Lanjut asy Syekh lagi: "Jangan engkau memperingatkan kepada mereka, tetapi utamakanlah kewajiban yang menjadi hak Allah atas dirimu, maka dengan cara yang demikian akan sempurnalah waro'mu." "Dan berdoalah wahai anakku, 'Ya Allah, rahmatilahlah diriku dari ingatan kepada mereka dan dari segala masalah yang datang dari mereka, dan selamatkanlah daku dari kejahatan mereka, dan cukupkanlah daku dengan kebaikan-kebaikanMu dan bukan dari kebaikan mereka, dan kasihilah diriku dengan beberapa kelebihan dari antara mereka. Ya Allah, sesungguhnya Engkaulah atas segala sesuatu Dzat Yang Maha Berkuasa."'

Selanjutnya, setelah perpisahan itu, asy Syekh Abdus Salam bin Masyisy yang dilahirkan di kota Fes, Maroko, tetap tinggal di negeri kelahirannya itu sampai akhir hayat beliau. Sang Quthub nan agung ini meninggal dunia pada tahun 622 H./1225 M. Makam Beliau sampai saat ini ramai diziyarahi kaum muslimin yang datang dari seluruh penjuru alam dan seantero dunia.

Di Desa Syadzilah
Seusai berpisah dengan asy Syekh Abdus Salam bin Masyisy, Beliau mulai menapaki perjalanan yang pertama sebagai apa yang telah dipetakan oleh sang guru, yaitu mencari sebuah desa bernama Syadzilah.
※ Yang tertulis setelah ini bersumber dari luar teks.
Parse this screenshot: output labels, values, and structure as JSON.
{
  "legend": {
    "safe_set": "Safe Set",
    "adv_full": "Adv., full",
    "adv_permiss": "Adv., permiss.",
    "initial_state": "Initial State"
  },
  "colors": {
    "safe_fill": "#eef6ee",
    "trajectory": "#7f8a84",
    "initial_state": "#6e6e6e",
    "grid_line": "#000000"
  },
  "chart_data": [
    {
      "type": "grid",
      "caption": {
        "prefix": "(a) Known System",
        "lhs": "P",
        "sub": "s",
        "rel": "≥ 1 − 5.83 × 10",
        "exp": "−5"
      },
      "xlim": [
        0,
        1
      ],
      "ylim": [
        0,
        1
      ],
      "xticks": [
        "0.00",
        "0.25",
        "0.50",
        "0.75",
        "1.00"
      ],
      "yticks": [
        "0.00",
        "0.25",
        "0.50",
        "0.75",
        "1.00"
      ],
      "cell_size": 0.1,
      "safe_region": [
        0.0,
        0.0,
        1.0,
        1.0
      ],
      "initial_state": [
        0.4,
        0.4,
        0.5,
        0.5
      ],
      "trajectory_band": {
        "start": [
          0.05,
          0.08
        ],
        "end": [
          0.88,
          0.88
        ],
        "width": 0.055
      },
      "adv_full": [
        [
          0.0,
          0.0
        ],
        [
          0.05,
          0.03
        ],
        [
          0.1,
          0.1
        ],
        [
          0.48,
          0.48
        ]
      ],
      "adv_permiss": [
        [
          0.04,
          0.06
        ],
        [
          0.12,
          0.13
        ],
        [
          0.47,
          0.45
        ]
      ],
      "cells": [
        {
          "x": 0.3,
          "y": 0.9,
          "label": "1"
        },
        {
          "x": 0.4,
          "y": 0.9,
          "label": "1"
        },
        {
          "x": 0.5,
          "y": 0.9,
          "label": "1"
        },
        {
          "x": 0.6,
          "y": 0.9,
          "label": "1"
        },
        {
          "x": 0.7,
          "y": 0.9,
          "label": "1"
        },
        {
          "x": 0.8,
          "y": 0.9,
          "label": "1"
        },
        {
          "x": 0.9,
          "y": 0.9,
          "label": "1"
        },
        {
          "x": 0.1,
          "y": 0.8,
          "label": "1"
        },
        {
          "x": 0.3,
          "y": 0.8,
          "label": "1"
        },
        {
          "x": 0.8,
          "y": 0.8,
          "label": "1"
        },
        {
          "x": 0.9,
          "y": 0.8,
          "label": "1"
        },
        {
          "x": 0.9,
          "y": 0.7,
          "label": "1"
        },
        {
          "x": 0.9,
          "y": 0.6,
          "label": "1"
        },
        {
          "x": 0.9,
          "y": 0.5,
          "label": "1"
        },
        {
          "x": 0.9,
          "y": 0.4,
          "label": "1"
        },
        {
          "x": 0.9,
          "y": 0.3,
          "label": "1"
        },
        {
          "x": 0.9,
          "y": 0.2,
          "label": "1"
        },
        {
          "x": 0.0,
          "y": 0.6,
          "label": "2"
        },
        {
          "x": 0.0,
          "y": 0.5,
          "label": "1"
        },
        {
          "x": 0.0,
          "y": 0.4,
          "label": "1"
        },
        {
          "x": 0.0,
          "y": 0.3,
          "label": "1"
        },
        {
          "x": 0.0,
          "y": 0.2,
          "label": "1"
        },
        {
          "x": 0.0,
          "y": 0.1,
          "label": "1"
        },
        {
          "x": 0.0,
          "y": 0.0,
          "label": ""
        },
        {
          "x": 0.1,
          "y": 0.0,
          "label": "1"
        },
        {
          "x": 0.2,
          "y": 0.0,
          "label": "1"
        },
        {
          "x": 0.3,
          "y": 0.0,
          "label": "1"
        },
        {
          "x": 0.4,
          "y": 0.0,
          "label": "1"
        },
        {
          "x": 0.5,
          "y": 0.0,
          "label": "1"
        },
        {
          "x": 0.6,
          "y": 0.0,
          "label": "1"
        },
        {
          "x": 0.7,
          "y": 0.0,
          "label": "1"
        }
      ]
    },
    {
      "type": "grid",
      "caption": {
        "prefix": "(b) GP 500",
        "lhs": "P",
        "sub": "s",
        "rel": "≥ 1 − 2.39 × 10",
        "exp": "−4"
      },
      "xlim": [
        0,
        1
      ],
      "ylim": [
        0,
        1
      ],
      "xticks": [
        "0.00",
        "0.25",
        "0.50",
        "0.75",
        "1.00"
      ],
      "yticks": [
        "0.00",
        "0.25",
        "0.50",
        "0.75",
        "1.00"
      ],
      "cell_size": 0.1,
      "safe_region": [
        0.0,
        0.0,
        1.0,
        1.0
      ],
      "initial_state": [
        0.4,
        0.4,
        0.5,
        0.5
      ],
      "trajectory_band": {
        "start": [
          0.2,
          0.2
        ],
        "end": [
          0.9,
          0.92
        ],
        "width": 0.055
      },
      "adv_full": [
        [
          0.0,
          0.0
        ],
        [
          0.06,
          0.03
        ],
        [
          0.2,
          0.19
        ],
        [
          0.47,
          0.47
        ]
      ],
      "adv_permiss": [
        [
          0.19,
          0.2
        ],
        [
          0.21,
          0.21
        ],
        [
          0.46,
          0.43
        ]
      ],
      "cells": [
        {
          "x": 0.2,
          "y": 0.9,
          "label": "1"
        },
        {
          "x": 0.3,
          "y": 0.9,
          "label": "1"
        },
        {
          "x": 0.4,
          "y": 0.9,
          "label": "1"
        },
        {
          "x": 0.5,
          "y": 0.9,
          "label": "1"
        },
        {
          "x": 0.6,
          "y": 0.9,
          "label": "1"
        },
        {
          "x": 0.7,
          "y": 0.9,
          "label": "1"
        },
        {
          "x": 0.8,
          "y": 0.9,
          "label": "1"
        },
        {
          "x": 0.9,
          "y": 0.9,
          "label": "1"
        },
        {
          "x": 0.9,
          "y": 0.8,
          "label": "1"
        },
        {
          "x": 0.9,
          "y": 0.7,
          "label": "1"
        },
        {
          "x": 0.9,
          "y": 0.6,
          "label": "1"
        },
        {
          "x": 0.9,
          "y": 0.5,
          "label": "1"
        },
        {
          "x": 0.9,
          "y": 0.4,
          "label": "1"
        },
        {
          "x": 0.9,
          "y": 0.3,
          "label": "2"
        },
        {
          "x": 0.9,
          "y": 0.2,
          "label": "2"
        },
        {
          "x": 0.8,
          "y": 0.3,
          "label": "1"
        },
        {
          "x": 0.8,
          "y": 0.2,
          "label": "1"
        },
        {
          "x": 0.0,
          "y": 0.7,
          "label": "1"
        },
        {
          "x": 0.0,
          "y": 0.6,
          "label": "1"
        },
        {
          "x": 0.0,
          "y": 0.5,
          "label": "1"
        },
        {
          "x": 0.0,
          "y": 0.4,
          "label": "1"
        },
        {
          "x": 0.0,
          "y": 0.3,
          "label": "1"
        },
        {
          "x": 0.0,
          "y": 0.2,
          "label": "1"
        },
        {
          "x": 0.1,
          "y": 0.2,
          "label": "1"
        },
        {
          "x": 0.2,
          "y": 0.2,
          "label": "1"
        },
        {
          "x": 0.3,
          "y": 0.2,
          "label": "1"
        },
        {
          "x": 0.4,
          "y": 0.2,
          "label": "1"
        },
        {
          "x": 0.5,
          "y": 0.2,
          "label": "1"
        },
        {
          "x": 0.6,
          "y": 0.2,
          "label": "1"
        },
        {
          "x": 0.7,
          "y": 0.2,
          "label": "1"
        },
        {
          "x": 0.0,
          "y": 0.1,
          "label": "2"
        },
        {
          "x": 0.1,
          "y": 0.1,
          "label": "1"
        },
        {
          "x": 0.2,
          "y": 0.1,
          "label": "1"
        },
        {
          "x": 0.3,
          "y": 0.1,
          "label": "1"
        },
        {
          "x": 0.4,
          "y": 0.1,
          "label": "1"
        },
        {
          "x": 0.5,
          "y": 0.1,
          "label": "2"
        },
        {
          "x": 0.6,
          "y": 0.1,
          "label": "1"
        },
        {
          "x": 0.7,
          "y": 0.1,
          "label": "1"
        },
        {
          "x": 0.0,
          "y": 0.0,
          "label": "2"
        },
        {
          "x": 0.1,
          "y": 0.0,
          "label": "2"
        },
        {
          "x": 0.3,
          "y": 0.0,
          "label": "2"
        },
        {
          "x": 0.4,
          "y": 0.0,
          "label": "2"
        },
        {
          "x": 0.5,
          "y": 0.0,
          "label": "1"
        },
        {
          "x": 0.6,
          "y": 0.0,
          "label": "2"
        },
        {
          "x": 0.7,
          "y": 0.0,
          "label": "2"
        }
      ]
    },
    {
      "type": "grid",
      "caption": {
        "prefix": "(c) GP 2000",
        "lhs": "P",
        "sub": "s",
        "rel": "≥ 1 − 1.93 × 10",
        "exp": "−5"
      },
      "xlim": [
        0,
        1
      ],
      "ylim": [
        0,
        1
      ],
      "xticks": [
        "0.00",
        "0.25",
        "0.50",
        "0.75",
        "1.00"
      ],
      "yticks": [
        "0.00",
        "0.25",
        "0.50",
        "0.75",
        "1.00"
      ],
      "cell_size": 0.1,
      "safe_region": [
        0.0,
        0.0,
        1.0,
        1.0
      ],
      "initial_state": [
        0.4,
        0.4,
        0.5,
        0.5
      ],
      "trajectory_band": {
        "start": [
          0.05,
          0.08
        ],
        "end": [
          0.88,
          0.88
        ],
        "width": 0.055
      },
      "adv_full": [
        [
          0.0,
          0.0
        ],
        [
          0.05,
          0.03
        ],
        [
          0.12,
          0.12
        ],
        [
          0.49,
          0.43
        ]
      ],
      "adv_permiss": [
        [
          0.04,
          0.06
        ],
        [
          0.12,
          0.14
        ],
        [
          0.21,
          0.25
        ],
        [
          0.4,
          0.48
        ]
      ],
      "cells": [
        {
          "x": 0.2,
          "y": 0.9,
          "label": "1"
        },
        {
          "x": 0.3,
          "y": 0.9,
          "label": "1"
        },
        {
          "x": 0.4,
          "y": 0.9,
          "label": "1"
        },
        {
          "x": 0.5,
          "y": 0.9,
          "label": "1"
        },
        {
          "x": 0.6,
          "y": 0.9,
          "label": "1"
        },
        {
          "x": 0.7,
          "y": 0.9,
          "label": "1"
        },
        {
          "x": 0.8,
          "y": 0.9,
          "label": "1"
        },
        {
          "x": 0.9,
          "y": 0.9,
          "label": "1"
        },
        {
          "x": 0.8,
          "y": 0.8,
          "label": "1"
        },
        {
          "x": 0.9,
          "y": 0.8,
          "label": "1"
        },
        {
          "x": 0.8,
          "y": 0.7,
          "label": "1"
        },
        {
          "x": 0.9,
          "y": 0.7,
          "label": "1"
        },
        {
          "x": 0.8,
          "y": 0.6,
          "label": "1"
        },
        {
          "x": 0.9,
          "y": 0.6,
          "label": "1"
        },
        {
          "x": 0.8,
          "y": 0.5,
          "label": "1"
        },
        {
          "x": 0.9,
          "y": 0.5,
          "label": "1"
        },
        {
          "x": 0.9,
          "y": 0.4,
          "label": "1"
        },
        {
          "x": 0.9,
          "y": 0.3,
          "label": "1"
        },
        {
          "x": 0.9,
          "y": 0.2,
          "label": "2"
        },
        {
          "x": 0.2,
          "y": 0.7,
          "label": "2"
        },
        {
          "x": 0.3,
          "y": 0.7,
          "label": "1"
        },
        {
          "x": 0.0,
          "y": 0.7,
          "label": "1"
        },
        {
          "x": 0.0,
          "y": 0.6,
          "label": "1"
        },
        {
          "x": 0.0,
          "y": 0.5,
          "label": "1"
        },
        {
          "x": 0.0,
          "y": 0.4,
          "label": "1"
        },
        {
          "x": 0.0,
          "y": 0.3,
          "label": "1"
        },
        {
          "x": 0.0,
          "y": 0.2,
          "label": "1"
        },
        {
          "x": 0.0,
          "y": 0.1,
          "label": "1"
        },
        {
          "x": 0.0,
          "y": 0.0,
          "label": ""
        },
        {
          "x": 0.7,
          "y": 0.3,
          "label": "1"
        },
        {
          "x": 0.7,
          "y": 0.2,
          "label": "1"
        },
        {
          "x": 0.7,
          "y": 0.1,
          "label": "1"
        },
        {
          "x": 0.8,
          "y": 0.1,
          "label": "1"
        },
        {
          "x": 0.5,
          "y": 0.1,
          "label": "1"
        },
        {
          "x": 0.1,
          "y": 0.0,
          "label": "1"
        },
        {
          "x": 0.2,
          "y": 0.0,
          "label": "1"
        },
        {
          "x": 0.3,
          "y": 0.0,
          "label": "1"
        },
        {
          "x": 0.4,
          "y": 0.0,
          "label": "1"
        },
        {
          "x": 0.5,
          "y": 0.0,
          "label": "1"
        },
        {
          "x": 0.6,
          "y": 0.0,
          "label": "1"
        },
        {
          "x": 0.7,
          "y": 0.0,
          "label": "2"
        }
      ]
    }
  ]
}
Setelah  dicari-cari, akhirnya sampailah Beliau di sebuah desa bernama Syadzilah yang terletak di wilayah negeri Tunisia. Pada saat Beliau tiba di desa itu, yang mengherankan, Beliau sudah disambut dan dielu-elukan oleh  segenap penduduk Syadzilah, sedang Beliau sendiri tidak tahu siapa sebenarnya yang memberitakan akan kedatangan beliau. Tapi, itu sebuah kenyataan bahwa mereka dalam memberikan sambutan kepada Beliau tampak sekali terlihat dari raut wajah mereka suatu kegembiraan yang amat dalam, seakan mereka bisa bertemu dengan orang yang sudah lama dinanti-nantikan.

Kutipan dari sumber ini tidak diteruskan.